I have a model with an ordinal DV and a few IVs that are categorical (nominal and ordinal) as well as one continuous variable. I recoded all the categorical variables with 3 or more categories into dummies to run the colinearity test. I have one variable (5-point likert scale, ordinal) that showed 2 of the 4 categories with VF>10. DO you know which is the right way to proceed? Should I erase the whole variable, just one category (randomly...)? I am using SPSS.
Further information given in comments by the OP suggest that the problem here is separation or quasi-separation since 85+% of the cells formed by a complete cross-classification are zeroes.
To answer the original question posed first: the finding of collinearity in the model is not necessarily a red flag as it is sometimes treated. It may not even be an orange alert either. It is conveying important information about the data-set which needs to be looked at before further interpretation is made. This task would certainly need to be undertaken by someone knowing the scientific question and the background to the data-set, information which we do not have.
Separation is a topic which has been handed elsewhere on this site and fortunately there is an excellent answer in this Q&A How to deal with perfect separation in logistic regression? (in my opinion the highest voted answer, not the accepted one is the one to go for if you are short of time to read them all).

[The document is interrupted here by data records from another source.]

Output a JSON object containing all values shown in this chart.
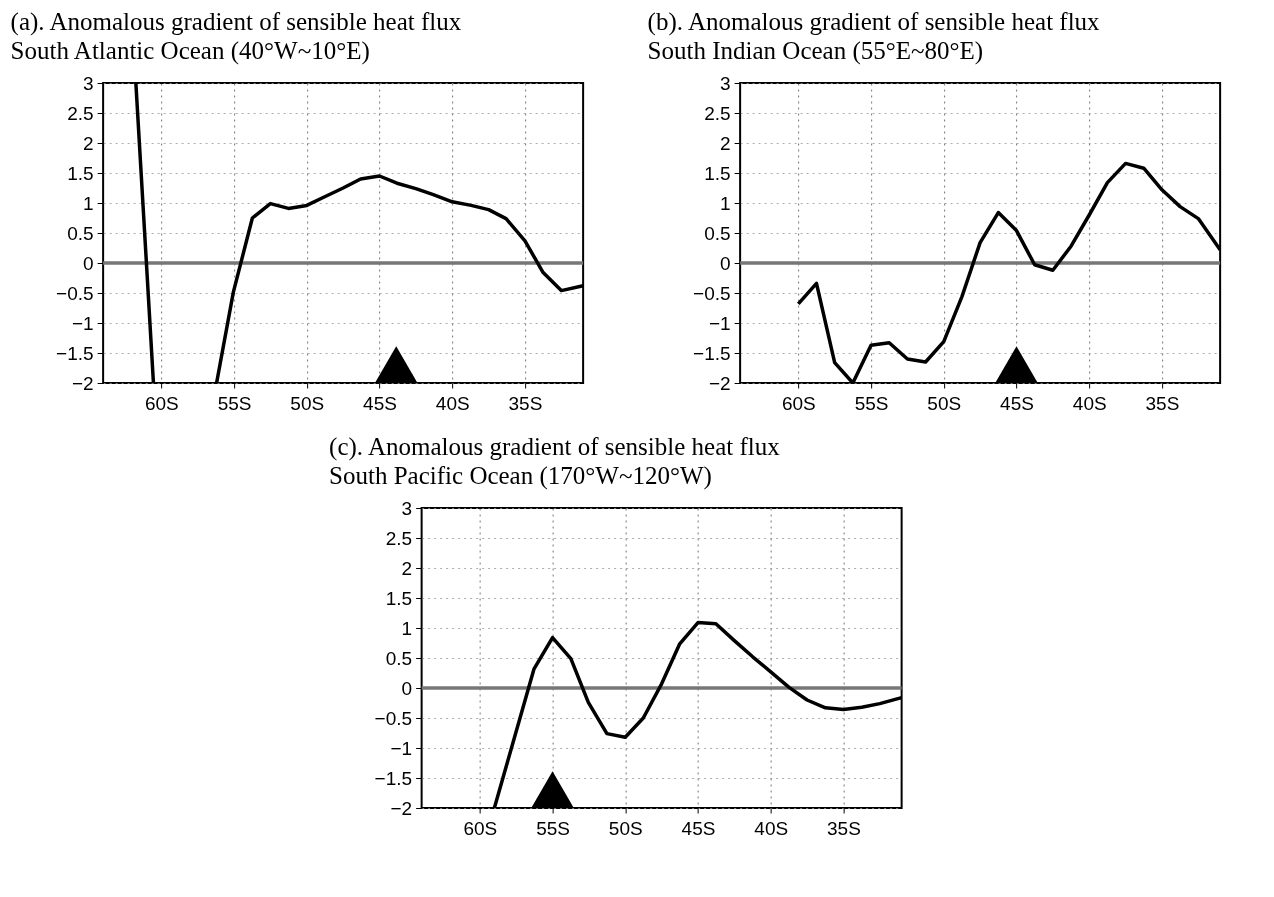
{
  "chart_data": [
    {
      "type": "line",
      "title": "(a).   Anomalous gradient of sensible heat flux",
      "subtitle": "South Atlantic Ocean (40°W~10°E)",
      "xlim": [
        -64,
        -31
      ],
      "xticks": [
        {
          "value": -60,
          "label": "60S"
        },
        {
          "value": -55,
          "label": "55S"
        },
        {
          "value": -50,
          "label": "50S"
        },
        {
          "value": -45,
          "label": "45S"
        },
        {
          "value": -40,
          "label": "40S"
        },
        {
          "value": -35,
          "label": "35S"
        }
      ],
      "ylim": [
        -2,
        3
      ],
      "yticks": [
        -2,
        -1.5,
        -1,
        -0.5,
        0,
        0.5,
        1,
        1.5,
        2,
        2.5,
        3
      ],
      "grid": true,
      "ref_lines": [
        {
          "axis": "y",
          "value": 0,
          "color": "#777777"
        }
      ],
      "series": [
        {
          "color": "#000000",
          "x": [
            -61.75,
            -60.54,
            -58,
            -56.2,
            -55.05,
            -53.74,
            -52.5,
            -51.26,
            -50,
            -48.8,
            -47.5,
            -46.3,
            -45,
            -43.8,
            -42.5,
            -41.3,
            -40,
            -38.7,
            -37.5,
            -36.3,
            -35,
            -33.75,
            -32.5,
            -31
          ],
          "values": [
            3,
            -2,
            null,
            -2,
            -0.49,
            0.75,
            0.99,
            0.91,
            0.96,
            1.1,
            1.25,
            1.4,
            1.45,
            1.33,
            1.24,
            1.14,
            1.02,
            0.96,
            0.89,
            0.74,
            0.37,
            -0.16,
            -0.46,
            -0.38
          ]
        },
        {
          "type": "scatter",
          "marker": "triangle",
          "color": "#000000",
          "x": [
            -43.85
          ],
          "values": [
            -1.7
          ]
        }
      ]
    },
    {
      "type": "line",
      "title": "(b).   Anomalous gradient of sensible heat flux",
      "subtitle": "South Indian Ocean (55°E~80°E)",
      "xlim": [
        -64,
        -31
      ],
      "xticks": [
        {
          "value": -60,
          "label": "60S"
        },
        {
          "value": -55,
          "label": "55S"
        },
        {
          "value": -50,
          "label": "50S"
        },
        {
          "value": -45,
          "label": "45S"
        },
        {
          "value": -40,
          "label": "40S"
        },
        {
          "value": -35,
          "label": "35S"
        }
      ],
      "ylim": [
        -2,
        3
      ],
      "yticks": [
        -2,
        -1.5,
        -1,
        -0.5,
        0,
        0.5,
        1,
        1.5,
        2,
        2.5,
        3
      ],
      "grid": true,
      "ref_lines": [
        {
          "axis": "y",
          "value": 0,
          "color": "#777777"
        }
      ],
      "series": [
        {
          "color": "#000000",
          "x": [
            -60,
            -58.75,
            -57.5,
            -56.25,
            -55,
            -53.75,
            -52.5,
            -51.25,
            -50,
            -48.75,
            -47.5,
            -46.25,
            -45,
            -43.75,
            -42.5,
            -41.25,
            -40,
            -38.75,
            -37.5,
            -36.25,
            -35,
            -33.75,
            -32.5,
            -31
          ],
          "values": [
            -0.68,
            -0.34,
            -1.66,
            -2,
            -1.37,
            -1.33,
            -1.6,
            -1.65,
            -1.31,
            -0.56,
            0.34,
            0.84,
            0.54,
            -0.03,
            -0.12,
            0.28,
            0.8,
            1.34,
            1.66,
            1.58,
            1.22,
            0.94,
            0.74,
            0.22
          ]
        },
        {
          "type": "scatter",
          "marker": "triangle",
          "color": "#000000",
          "x": [
            -45
          ],
          "values": [
            -1.7
          ]
        }
      ]
    },
    {
      "type": "line",
      "title": "(c).   Anomalous gradient of sensible heat flux",
      "subtitle": "South Pacific Ocean (170°W~120°W)",
      "xlim": [
        -64,
        -31
      ],
      "xticks": [
        {
          "value": -60,
          "label": "60S"
        },
        {
          "value": -55,
          "label": "55S"
        },
        {
          "value": -50,
          "label": "50S"
        },
        {
          "value": -45,
          "label": "45S"
        },
        {
          "value": -40,
          "label": "40S"
        },
        {
          "value": -35,
          "label": "35S"
        }
      ],
      "ylim": [
        -2,
        3
      ],
      "yticks": [
        -2,
        -1.5,
        -1,
        -0.5,
        0,
        0.5,
        1,
        1.5,
        2,
        2.5,
        3
      ],
      "grid": true,
      "ref_lines": [
        {
          "axis": "y",
          "value": 0,
          "color": "#777777"
        }
      ],
      "series": [
        {
          "color": "#000000",
          "x": [
            -59,
            -56.27,
            -55,
            -53.74,
            -52.54,
            -51.26,
            -50,
            -48.76,
            -47.5,
            -46.27,
            -45,
            -43.77,
            -42.5,
            -41.24,
            -40,
            -38.74,
            -37.5,
            -36.24,
            -35,
            -33.74,
            -32.5,
            -31
          ],
          "values": [
            -2,
            0.32,
            0.84,
            0.49,
            -0.24,
            -0.76,
            -0.82,
            -0.5,
            0.07,
            0.73,
            1.09,
            1.07,
            0.79,
            0.52,
            0.27,
            0.01,
            -0.2,
            -0.33,
            -0.36,
            -0.32,
            -0.26,
            -0.16
          ]
        },
        {
          "type": "scatter",
          "marker": "triangle",
          "color": "#000000",
          "x": [
            -55
          ],
          "values": [
            -1.7
          ]
        }
      ]
    }
  ]
}
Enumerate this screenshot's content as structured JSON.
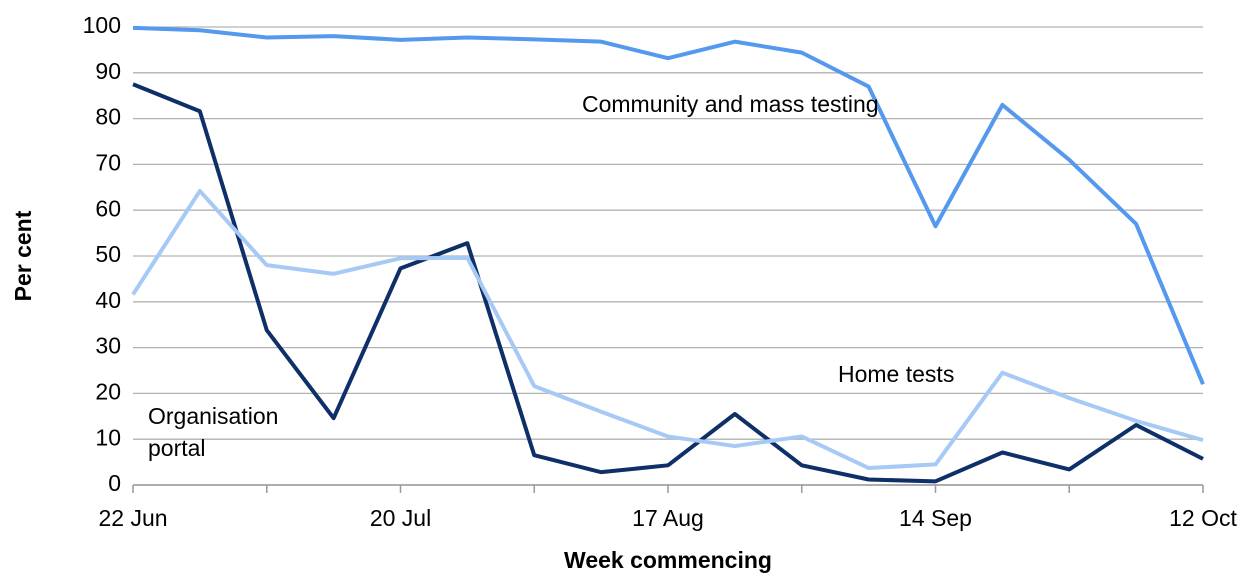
{
  "chart_data": {
    "type": "line",
    "xlabel": "Week commencing",
    "ylabel": "Per cent",
    "categories": [
      "22 Jun",
      null,
      null,
      null,
      "20 Jul",
      null,
      null,
      null,
      "17 Aug",
      null,
      null,
      null,
      "14 Sep",
      null,
      null,
      null,
      "12 Oct"
    ],
    "series": [
      {
        "name": "Community and mass testing",
        "color": "#5599ee",
        "values": [
          99.8,
          99.3,
          97.7,
          98,
          97.2,
          97.7,
          97.3,
          96.8,
          93.2,
          96.8,
          94.4,
          87,
          56.5,
          83,
          71,
          57,
          22
        ]
      },
      {
        "name": "Organisation portal",
        "color": "#0f2f68",
        "values": [
          87.5,
          81.6,
          33.8,
          14.6,
          47.3,
          52.8,
          6.5,
          2.8,
          4.3,
          15.5,
          4.3,
          1.2,
          0.8,
          7.1,
          3.4,
          13.1,
          5.7
        ]
      },
      {
        "name": "Home tests",
        "color": "#a7c9f5",
        "values": [
          41.6,
          64.2,
          48,
          46.1,
          49.5,
          49.6,
          21.6,
          16,
          10.6,
          8.5,
          10.6,
          3.7,
          4.5,
          24.5,
          19,
          14,
          9.8
        ]
      }
    ],
    "ylim": [
      0,
      100
    ],
    "yticks": [
      0,
      10,
      20,
      30,
      40,
      50,
      60,
      70,
      80,
      90,
      100
    ],
    "grid": true
  }
}
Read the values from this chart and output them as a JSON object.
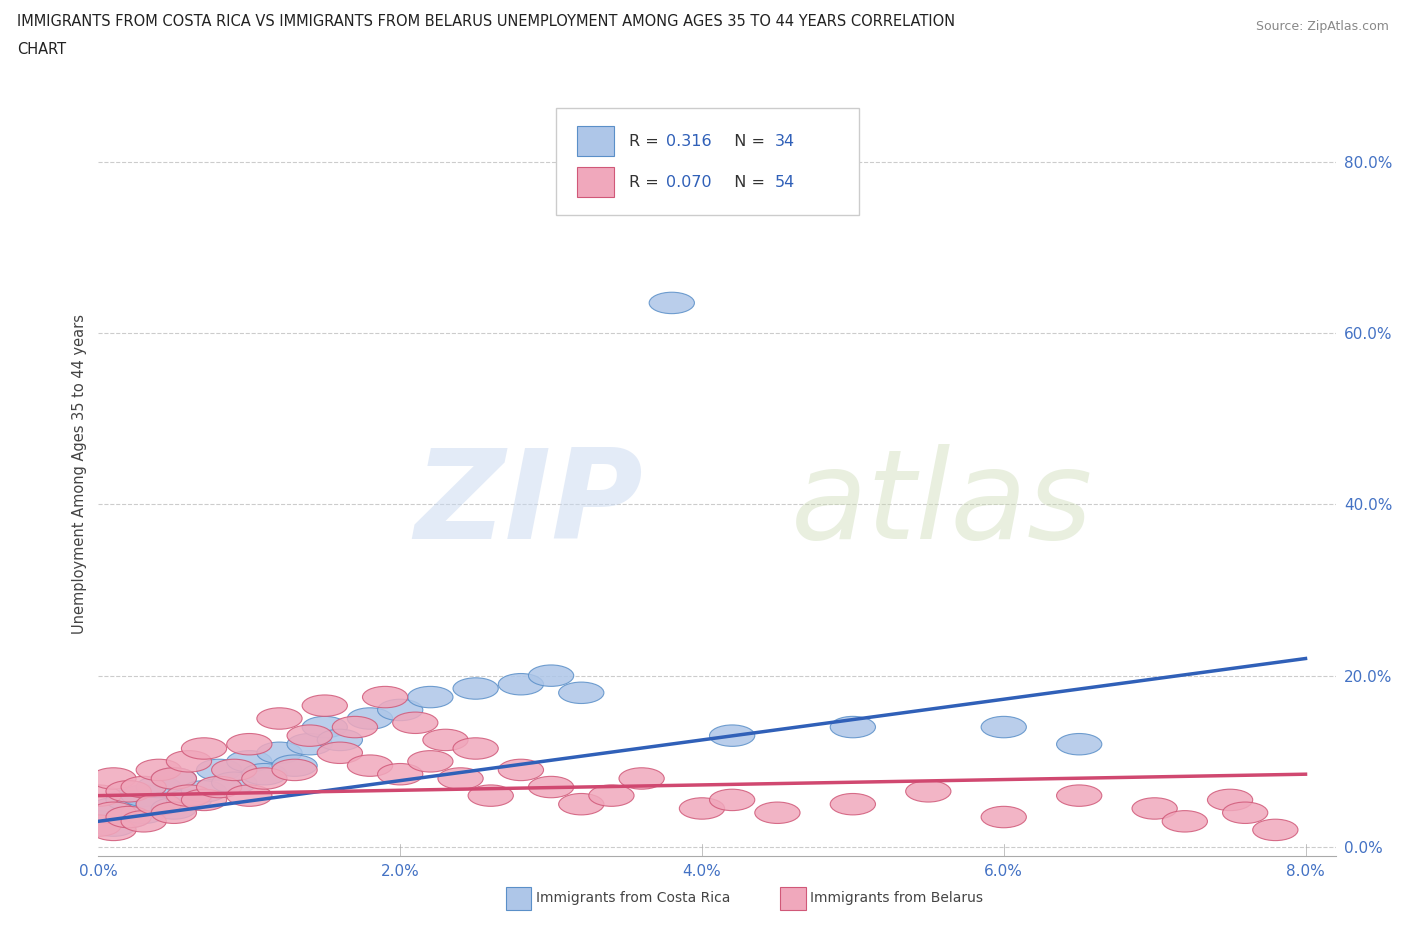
{
  "title_line1": "IMMIGRANTS FROM COSTA RICA VS IMMIGRANTS FROM BELARUS UNEMPLOYMENT AMONG AGES 35 TO 44 YEARS CORRELATION",
  "title_line2": "CHART",
  "source_text": "Source: ZipAtlas.com",
  "ylabel": "Unemployment Among Ages 35 to 44 years",
  "xlim": [
    0.0,
    0.082
  ],
  "ylim": [
    -0.01,
    0.88
  ],
  "xticks": [
    0.0,
    0.02,
    0.04,
    0.06,
    0.08
  ],
  "yticks": [
    0.0,
    0.2,
    0.4,
    0.6,
    0.8
  ],
  "color_cr_fill": "#aec6e8",
  "color_cr_edge": "#5a8fc8",
  "color_bl_fill": "#f0a8bc",
  "color_bl_edge": "#d05878",
  "color_line_cr": "#3060b8",
  "color_line_bl": "#d04870",
  "bottom_legend_cr": "Immigrants from Costa Rica",
  "bottom_legend_bl": "Immigrants from Belarus",
  "cr_x": [
    0.0,
    0.001,
    0.001,
    0.002,
    0.002,
    0.003,
    0.003,
    0.004,
    0.004,
    0.005,
    0.005,
    0.006,
    0.007,
    0.008,
    0.009,
    0.01,
    0.011,
    0.012,
    0.013,
    0.014,
    0.015,
    0.016,
    0.018,
    0.02,
    0.022,
    0.025,
    0.028,
    0.03,
    0.032,
    0.038,
    0.042,
    0.05,
    0.06,
    0.065
  ],
  "cr_y": [
    0.03,
    0.025,
    0.045,
    0.035,
    0.055,
    0.04,
    0.06,
    0.05,
    0.07,
    0.045,
    0.08,
    0.055,
    0.065,
    0.09,
    0.075,
    0.1,
    0.085,
    0.11,
    0.095,
    0.12,
    0.14,
    0.125,
    0.15,
    0.16,
    0.175,
    0.185,
    0.19,
    0.2,
    0.18,
    0.635,
    0.13,
    0.14,
    0.14,
    0.12
  ],
  "bl_x": [
    0.0,
    0.0,
    0.001,
    0.001,
    0.001,
    0.002,
    0.002,
    0.003,
    0.003,
    0.004,
    0.004,
    0.005,
    0.005,
    0.006,
    0.006,
    0.007,
    0.007,
    0.008,
    0.009,
    0.01,
    0.01,
    0.011,
    0.012,
    0.013,
    0.014,
    0.015,
    0.016,
    0.017,
    0.018,
    0.019,
    0.02,
    0.021,
    0.022,
    0.023,
    0.024,
    0.025,
    0.026,
    0.028,
    0.03,
    0.032,
    0.034,
    0.036,
    0.04,
    0.042,
    0.045,
    0.05,
    0.055,
    0.06,
    0.065,
    0.07,
    0.072,
    0.075,
    0.076,
    0.078
  ],
  "bl_y": [
    0.025,
    0.06,
    0.04,
    0.02,
    0.08,
    0.035,
    0.065,
    0.03,
    0.07,
    0.05,
    0.09,
    0.04,
    0.08,
    0.06,
    0.1,
    0.055,
    0.115,
    0.07,
    0.09,
    0.06,
    0.12,
    0.08,
    0.15,
    0.09,
    0.13,
    0.165,
    0.11,
    0.14,
    0.095,
    0.175,
    0.085,
    0.145,
    0.1,
    0.125,
    0.08,
    0.115,
    0.06,
    0.09,
    0.07,
    0.05,
    0.06,
    0.08,
    0.045,
    0.055,
    0.04,
    0.05,
    0.065,
    0.035,
    0.06,
    0.045,
    0.03,
    0.055,
    0.04,
    0.02
  ],
  "cr_trend_x": [
    0.0,
    0.08
  ],
  "cr_trend_y": [
    0.03,
    0.22
  ],
  "bl_trend_x": [
    0.0,
    0.08
  ],
  "bl_trend_y": [
    0.06,
    0.085
  ]
}
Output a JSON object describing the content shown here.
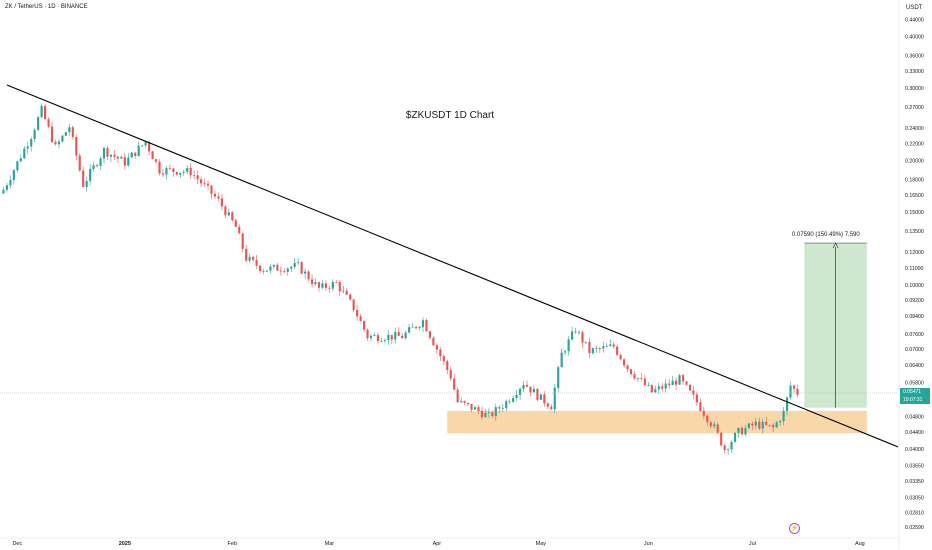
{
  "header": {
    "symbol_text": "ZK / TetherUS · 1D · BINANCE",
    "currency": "USDT"
  },
  "last_price": {
    "value": "0.05471",
    "countdown": "19:07:31"
  },
  "measure": {
    "label": "0.07590 (150.49%) 7,590"
  },
  "icons": {
    "flash": "flash-icon"
  },
  "colors": {
    "up": "#26a69a",
    "down": "#ef5350",
    "zone": "#f7c98b",
    "target": "#c8e6c9",
    "trendline": "#000000",
    "last_price": "#26a69a"
  },
  "chart_data": {
    "type": "candlestick",
    "title": "$ZKUSDT 1D Chart",
    "yscale": "log",
    "ylim": [
      0.0245,
      0.49
    ],
    "xlim": [
      "2024-11-26",
      "2025-08-12"
    ],
    "y_ticks": [
      "0.44000",
      "0.40000",
      "0.36000",
      "0.33000",
      "0.30000",
      "0.27000",
      "0.24000",
      "0.22000",
      "0.20000",
      "0.18000",
      "0.16500",
      "0.15000",
      "0.13500",
      "0.12000",
      "0.11000",
      "0.10000",
      "0.09200",
      "0.08400",
      "0.07600",
      "0.07000",
      "0.06400",
      "0.05800",
      "0.05300",
      "0.04800",
      "0.04400",
      "0.04000",
      "0.03650",
      "0.03350",
      "0.03050",
      "0.02810",
      "0.02590"
    ],
    "x_ticks": [
      {
        "label": "Dec",
        "date": "2024-12-01"
      },
      {
        "label": "2025",
        "date": "2025-01-01"
      },
      {
        "label": "Feb",
        "date": "2025-02-01"
      },
      {
        "label": "Mar",
        "date": "2025-03-01"
      },
      {
        "label": "Apr",
        "date": "2025-04-01"
      },
      {
        "label": "May",
        "date": "2025-05-01"
      },
      {
        "label": "Jun",
        "date": "2025-06-01"
      },
      {
        "label": "Jul",
        "date": "2025-07-01"
      },
      {
        "label": "Aug",
        "date": "2025-08-01"
      }
    ],
    "closes": [
      {
        "date": "2024-11-27",
        "close": 0.17
      },
      {
        "date": "2024-12-05",
        "close": 0.23
      },
      {
        "date": "2024-12-08",
        "close": 0.265
      },
      {
        "date": "2024-12-12",
        "close": 0.215
      },
      {
        "date": "2024-12-16",
        "close": 0.242
      },
      {
        "date": "2024-12-20",
        "close": 0.175
      },
      {
        "date": "2024-12-26",
        "close": 0.212
      },
      {
        "date": "2025-01-01",
        "close": 0.198
      },
      {
        "date": "2025-01-07",
        "close": 0.222
      },
      {
        "date": "2025-01-11",
        "close": 0.19
      },
      {
        "date": "2025-01-20",
        "close": 0.188
      },
      {
        "date": "2025-01-28",
        "close": 0.16
      },
      {
        "date": "2025-02-02",
        "close": 0.138
      },
      {
        "date": "2025-02-05",
        "close": 0.116
      },
      {
        "date": "2025-02-10",
        "close": 0.109
      },
      {
        "date": "2025-02-20",
        "close": 0.111
      },
      {
        "date": "2025-02-26",
        "close": 0.098
      },
      {
        "date": "2025-03-03",
        "close": 0.101
      },
      {
        "date": "2025-03-08",
        "close": 0.088
      },
      {
        "date": "2025-03-12",
        "close": 0.075
      },
      {
        "date": "2025-03-22",
        "close": 0.075
      },
      {
        "date": "2025-03-28",
        "close": 0.082
      },
      {
        "date": "2025-04-01",
        "close": 0.07
      },
      {
        "date": "2025-04-05",
        "close": 0.06
      },
      {
        "date": "2025-04-07",
        "close": 0.052
      },
      {
        "date": "2025-04-12",
        "close": 0.05
      },
      {
        "date": "2025-04-16",
        "close": 0.048
      },
      {
        "date": "2025-04-21",
        "close": 0.052
      },
      {
        "date": "2025-04-26",
        "close": 0.058
      },
      {
        "date": "2025-05-01",
        "close": 0.053
      },
      {
        "date": "2025-05-04",
        "close": 0.051
      },
      {
        "date": "2025-05-07",
        "close": 0.068
      },
      {
        "date": "2025-05-11",
        "close": 0.078
      },
      {
        "date": "2025-05-15",
        "close": 0.069
      },
      {
        "date": "2025-05-22",
        "close": 0.071
      },
      {
        "date": "2025-05-26",
        "close": 0.063
      },
      {
        "date": "2025-06-02",
        "close": 0.055
      },
      {
        "date": "2025-06-10",
        "close": 0.059
      },
      {
        "date": "2025-06-15",
        "close": 0.052
      },
      {
        "date": "2025-06-20",
        "close": 0.045
      },
      {
        "date": "2025-06-23",
        "close": 0.04
      },
      {
        "date": "2025-06-27",
        "close": 0.044
      },
      {
        "date": "2025-07-02",
        "close": 0.046
      },
      {
        "date": "2025-07-07",
        "close": 0.045
      },
      {
        "date": "2025-07-10",
        "close": 0.049
      },
      {
        "date": "2025-07-12",
        "close": 0.057
      },
      {
        "date": "2025-07-14",
        "close": 0.05471
      }
    ],
    "trendline": [
      {
        "date": "2024-11-28",
        "price": 0.305
      },
      {
        "date": "2025-08-12",
        "price": 0.0405
      }
    ],
    "support_zone": {
      "from": "2025-04-04",
      "to": "2025-08-03",
      "top": 0.0495,
      "bottom": 0.0437
    },
    "target_box": {
      "from": "2025-07-16",
      "to": "2025-08-03",
      "top": 0.1263,
      "bottom": 0.0504
    },
    "last_price_line": 0.05471
  }
}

you can not delete categories randomly- you need to investigate further as which two variables are highly correlated or inserting duplicate information to your model.. then you can proceed with removing the variable that has the highest correlations with all the other variables...
dimension reduction methods such as PCA can be other options..but it all depends on the type of data you are dealing with
Since these categories are coming from single variable, just combine those highly correlated levels into single one. say there are levels 'A' and 'B'. Then just create 3rd variable if 'A' or 'B' then 'C'. Now remove 'A' and 'B' and use 'C' in your model.